Le tripartisme français, en comprenant un partage entre syndicats de salariés, organisations patronales et pouvoirs publics, se distingue des systèmes de cogestions britannique et allemand. Pour le président Lamy, concernant le paritarisme de gestion des organismes sociaux « ce qui frappe, c'est le poids croissant de l'État ». Or « Qui, mieux que nous, partenaires sociaux, est capable de connaître des spécificités des métiers et des conditions de travail, de nos entreprises ? » rebondit Florence Sautejeau.

Charline Nicolas, Directrice générale adjointe de France Travail, voit un décalage entre le discours politique et la réalité de l’agence pour l'emploi. Sa gestion tripartite, imaginée avant sa création, ne serait que relative. Le conseil d'administration n'était que la « chambre d'enregistrement » des décisions ministérielles selon l'ancien directeur général de l'ANPE Michel Bernard. Cette gestion tripartite résulte de la convention entre l'État, l'Unédic – l'organe de gestion de l'assurance chômage administré par les partenaires sociaux –, et France Travail.

Pôle emploi, aujourd'hui remplacé par France Travail, était né de la fusion de l'ASSEDIC (Association pour l'emploi dans l'industrie et le commerce), géré paritairement par les représentants des employeurs et ceux des salariés, et de l'ANPE (Agence nationale pour l'emploi) en 2008. Après ce regroupement, Pôle emploi n’était pas placé sous la tutelle du ministère du travail.

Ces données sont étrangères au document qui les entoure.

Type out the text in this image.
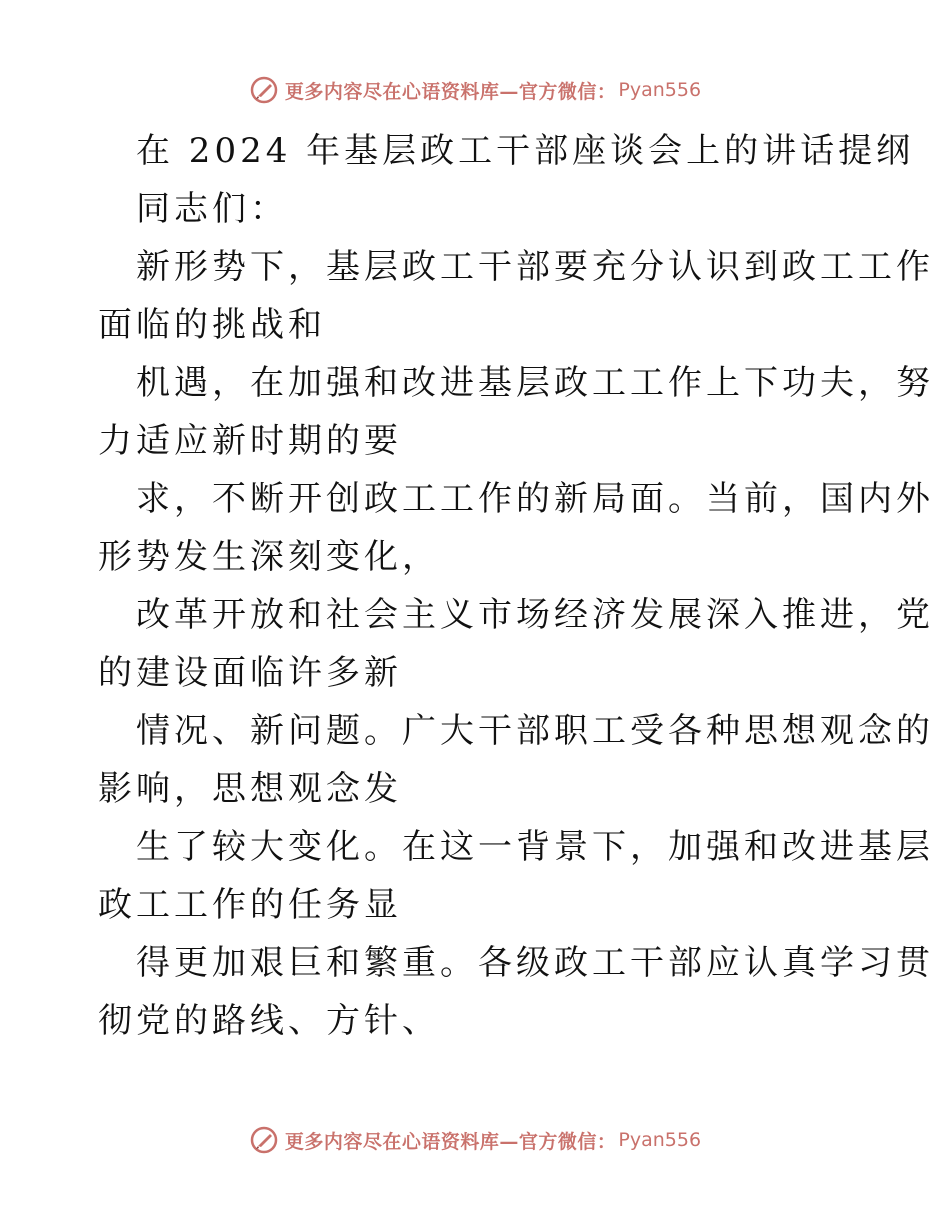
更多内容尽在心语资料库—官方微信： Pyan556
在 2024 年基层政工干部座谈会上的讲话提纲
同志们：
新形势下，基层政工干部要充分认识到政工工作
面临的挑战和
机遇，在加强和改进基层政工工作上下功夫，努
力适应新时期的要
求，不断开创政工工作的新局面。当前，国内外
形势发生深刻变化，
改革开放和社会主义市场经济发展深入推进，党
的建设面临许多新
情况、新问题。广大干部职工受各种思想观念的
影响，思想观念发
生了较大变化。在这一背景下，加强和改进基层
政工工作的任务显
得更加艰巨和繁重。各级政工干部应认真学习贯
彻党的路线、方针、
更多内容尽在心语资料库—官方微信： Pyan556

C’est pourquoi, le conseil d'administration de France Travail est désormais moins lié aux exigences du ministère dans l'exercice de ces attributions puisque l'État (minoritaire) y possède cinq sièges sur dix-neuf. France Travail, tout comme Pôle emploi (comme le souligne son rapport public de 2009), reste toutefois un établissement public. La convention tripartite 2024-2027 est en passe d'être signée entre l'Unédic, France Travail et l'État. Elle dessine notamment les enjeux de formation et l'aide aux petites entreprises.